Here are some important law-and-religion news stories from around the web:
- Follow up from last Monday’s AtW: Emanuel Kidega Samson, who was found guilty of first-degree murder for the shooting at a Nashville (TN) church in 2017 that left one dead and seven others injured, was sentenced by a jury to life in prison without the possibility of parole.
- Christopher Lee Price, an Alabama inmate convicted of stabbing a minister nearly three decades ago, was executed by lethal injection.
- John T. Earnest, the sole suspect in the fatal shooting at a California synagogue in April, pleaded not guilty to federal hate crimes and other charges.
- The Northshore School District (WA) officially withdrew its Ramadan policy, which provided accommodations for Muslim students, in response to a cease and desist letter filed by the Freedom of Conscience Defense Fund.
- Muslim worshippers on the Temple Mount rioted on Sunday after it was announced that Jewish pilgrims would be permitted the visit the holy site on Jerusalem Day, which coincides with the last days of the Muslim holy month of Ramadan.
- A court in Myanmar issued an arrest warrant for a Buddhist monk known for incendiary comments about the country’s Muslim minority and for criticism of the government of Aung San Suu Kyi.
- Police executed a search warrant and arrested two men at Lion of Judah House of Rastafari in Madison (WI) on counts of delivery of marijuana and maintaining a drug dwelling, conduct members of the church maintain is a sacrament.
- The Supreme Court declined to hear a case challenging a Pennsylvania school district’s bathroom policy allowing transgender students to use bathrooms of their choice.
- The ACLU and Lambda Legal filed a lawsuit against the Trump administration and the state of South Carolina on behalf of a same-sex, married couple after a Christian ministry allegedly denied them from participating in its federally funded foster care program.
- Betty Rendón, a Lutheran student pastor who fled with her family from Colombia during the country’s civil war, was deported this past week after being arrested by U.S. Immigration and Customs Enforcement in early May.
- The Lyceum, a Catholic classical school in Ohio, dropped its federal lawsuit after the city of South Euclid clarified that the school was not affected by a new ordinance on sexual orientation, gender expression, and gender expression.
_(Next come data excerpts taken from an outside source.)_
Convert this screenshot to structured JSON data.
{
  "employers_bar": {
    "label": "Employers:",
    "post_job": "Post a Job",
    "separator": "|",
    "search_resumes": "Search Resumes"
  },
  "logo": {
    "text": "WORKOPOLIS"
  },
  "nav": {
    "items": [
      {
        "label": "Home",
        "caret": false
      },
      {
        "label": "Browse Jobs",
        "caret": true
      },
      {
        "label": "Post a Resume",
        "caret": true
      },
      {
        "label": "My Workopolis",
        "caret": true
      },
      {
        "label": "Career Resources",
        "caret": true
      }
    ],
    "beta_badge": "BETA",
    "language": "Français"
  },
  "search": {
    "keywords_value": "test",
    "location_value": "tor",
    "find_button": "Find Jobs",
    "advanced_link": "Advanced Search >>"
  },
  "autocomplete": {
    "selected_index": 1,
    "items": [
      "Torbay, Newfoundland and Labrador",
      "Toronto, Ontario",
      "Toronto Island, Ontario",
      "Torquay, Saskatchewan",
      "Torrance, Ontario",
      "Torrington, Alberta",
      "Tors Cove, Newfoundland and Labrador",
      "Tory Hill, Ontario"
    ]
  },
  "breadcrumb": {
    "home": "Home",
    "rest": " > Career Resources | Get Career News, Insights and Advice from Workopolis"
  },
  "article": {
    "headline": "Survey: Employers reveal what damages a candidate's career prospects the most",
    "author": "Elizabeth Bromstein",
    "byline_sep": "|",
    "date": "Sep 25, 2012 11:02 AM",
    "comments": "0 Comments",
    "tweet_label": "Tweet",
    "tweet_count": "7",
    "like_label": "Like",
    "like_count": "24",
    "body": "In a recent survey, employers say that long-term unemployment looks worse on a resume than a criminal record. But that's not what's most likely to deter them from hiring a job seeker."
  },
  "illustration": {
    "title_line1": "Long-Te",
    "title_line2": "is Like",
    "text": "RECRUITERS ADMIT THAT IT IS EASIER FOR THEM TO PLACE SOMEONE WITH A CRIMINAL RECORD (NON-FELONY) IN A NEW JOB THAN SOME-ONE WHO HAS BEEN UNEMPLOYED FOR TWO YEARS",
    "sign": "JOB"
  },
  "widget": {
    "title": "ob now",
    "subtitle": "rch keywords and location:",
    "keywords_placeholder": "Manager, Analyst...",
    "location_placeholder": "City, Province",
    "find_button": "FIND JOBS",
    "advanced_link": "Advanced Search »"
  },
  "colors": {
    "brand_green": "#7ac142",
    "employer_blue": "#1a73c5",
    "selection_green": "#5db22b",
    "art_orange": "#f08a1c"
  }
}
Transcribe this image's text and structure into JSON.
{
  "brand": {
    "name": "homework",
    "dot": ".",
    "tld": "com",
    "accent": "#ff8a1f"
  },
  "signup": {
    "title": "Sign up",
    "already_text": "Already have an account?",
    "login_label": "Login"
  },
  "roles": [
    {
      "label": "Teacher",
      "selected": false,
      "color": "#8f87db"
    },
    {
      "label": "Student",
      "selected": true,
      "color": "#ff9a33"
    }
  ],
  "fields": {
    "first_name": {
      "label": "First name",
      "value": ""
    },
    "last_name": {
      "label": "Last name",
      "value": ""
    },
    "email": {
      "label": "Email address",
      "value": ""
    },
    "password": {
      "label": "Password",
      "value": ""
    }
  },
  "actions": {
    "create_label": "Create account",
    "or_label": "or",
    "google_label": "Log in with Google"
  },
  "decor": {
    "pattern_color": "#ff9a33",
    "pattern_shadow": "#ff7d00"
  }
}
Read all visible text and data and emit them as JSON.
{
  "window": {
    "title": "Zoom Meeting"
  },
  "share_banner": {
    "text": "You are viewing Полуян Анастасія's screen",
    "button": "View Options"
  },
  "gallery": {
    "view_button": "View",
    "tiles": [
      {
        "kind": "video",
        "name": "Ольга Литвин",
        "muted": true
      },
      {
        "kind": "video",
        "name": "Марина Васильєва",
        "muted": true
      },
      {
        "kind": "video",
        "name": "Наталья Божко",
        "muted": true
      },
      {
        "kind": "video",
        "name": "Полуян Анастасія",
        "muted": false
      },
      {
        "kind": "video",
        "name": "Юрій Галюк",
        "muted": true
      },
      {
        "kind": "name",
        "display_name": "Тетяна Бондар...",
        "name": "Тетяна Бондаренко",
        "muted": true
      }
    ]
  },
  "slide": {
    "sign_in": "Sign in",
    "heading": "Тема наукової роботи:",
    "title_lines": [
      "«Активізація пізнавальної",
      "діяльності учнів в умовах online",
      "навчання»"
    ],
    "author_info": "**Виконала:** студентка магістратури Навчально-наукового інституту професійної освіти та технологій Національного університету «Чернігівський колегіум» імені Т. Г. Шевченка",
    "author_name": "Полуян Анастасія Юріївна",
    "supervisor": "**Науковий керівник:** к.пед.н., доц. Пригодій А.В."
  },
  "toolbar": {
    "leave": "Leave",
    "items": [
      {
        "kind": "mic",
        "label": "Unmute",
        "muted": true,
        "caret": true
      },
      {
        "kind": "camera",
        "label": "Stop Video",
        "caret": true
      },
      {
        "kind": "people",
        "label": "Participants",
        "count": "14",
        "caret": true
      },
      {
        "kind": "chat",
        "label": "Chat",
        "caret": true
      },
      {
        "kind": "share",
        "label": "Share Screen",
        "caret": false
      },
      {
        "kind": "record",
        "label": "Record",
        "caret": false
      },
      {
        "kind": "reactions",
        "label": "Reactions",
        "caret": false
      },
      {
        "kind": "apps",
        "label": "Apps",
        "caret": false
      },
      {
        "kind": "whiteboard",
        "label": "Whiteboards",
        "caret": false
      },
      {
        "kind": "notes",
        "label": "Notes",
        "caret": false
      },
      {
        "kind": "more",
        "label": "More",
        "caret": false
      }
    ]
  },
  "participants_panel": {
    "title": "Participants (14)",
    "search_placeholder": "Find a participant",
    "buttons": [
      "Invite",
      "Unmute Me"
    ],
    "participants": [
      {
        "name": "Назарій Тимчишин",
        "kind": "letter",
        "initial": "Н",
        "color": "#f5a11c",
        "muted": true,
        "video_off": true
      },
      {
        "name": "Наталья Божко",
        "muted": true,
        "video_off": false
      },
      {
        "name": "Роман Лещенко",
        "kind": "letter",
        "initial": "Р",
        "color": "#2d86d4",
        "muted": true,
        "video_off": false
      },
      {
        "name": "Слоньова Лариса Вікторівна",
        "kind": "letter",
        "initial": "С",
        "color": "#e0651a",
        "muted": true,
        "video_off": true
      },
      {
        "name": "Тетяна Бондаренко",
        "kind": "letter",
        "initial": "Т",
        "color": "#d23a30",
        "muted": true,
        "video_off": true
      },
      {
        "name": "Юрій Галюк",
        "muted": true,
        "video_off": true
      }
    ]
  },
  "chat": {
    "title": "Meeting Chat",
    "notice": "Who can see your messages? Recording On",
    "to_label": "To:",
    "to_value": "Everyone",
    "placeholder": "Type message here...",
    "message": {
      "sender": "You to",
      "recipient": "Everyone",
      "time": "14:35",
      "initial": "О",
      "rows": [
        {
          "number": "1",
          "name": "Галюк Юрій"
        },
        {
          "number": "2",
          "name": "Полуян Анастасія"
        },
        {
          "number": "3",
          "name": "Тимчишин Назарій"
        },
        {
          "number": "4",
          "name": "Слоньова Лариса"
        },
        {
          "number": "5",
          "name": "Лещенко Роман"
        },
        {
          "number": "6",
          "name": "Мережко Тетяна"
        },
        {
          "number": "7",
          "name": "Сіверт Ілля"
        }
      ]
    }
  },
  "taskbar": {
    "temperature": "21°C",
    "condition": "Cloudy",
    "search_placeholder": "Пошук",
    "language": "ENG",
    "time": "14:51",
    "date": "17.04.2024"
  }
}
- New York Gov. Andrew Cuomo announced he will travel to Israel “in solidarity” with the Jewish people amid an increase in anti-Semitic attacks in New York and around the country.
- An anti-Semitic note found on a billboard at the Brooklyn Jewish Children’s Museum (NY) is being investigated by police as a hate crime.
- Louisiana Gov. John Bel Edwards (D) signed into law a fetal heartbeat bill, which bars abortion once a fetus’s heartbeat is detected.
- A federal judge in St. Louis (MO) issued a temporary restraining order prohibiting the state from allowing Planned Parenthood’s license to lapse.
- Cardinal George Pell of Sydney, who was sentenced to six years’ imprisonment after being convicted of five counts of sexual abuse of minors, will not seek a shorter sentence if his appeal to overturn his conviction fails.
- West Virginia’s only Roman Catholic diocese released the names of two additional priests—both of whom are deceased—who it says have been credibly accused of child sexual abuse in the state.
- Father Bruce Neylon, pastor of Holy Trinity Church in Fall River (MA), has been removed from active ministry due to a “credible allegation” that he had sexual contact with a minor on numerous occasions in the early 1980s.
- Pope Francis said a preliminary investigation against Bishop Gustavo Oscar Zanchetta regarding alleged sexual abuse of seminarians and other sexual misconduct has concluded and the case will now proceed to trial.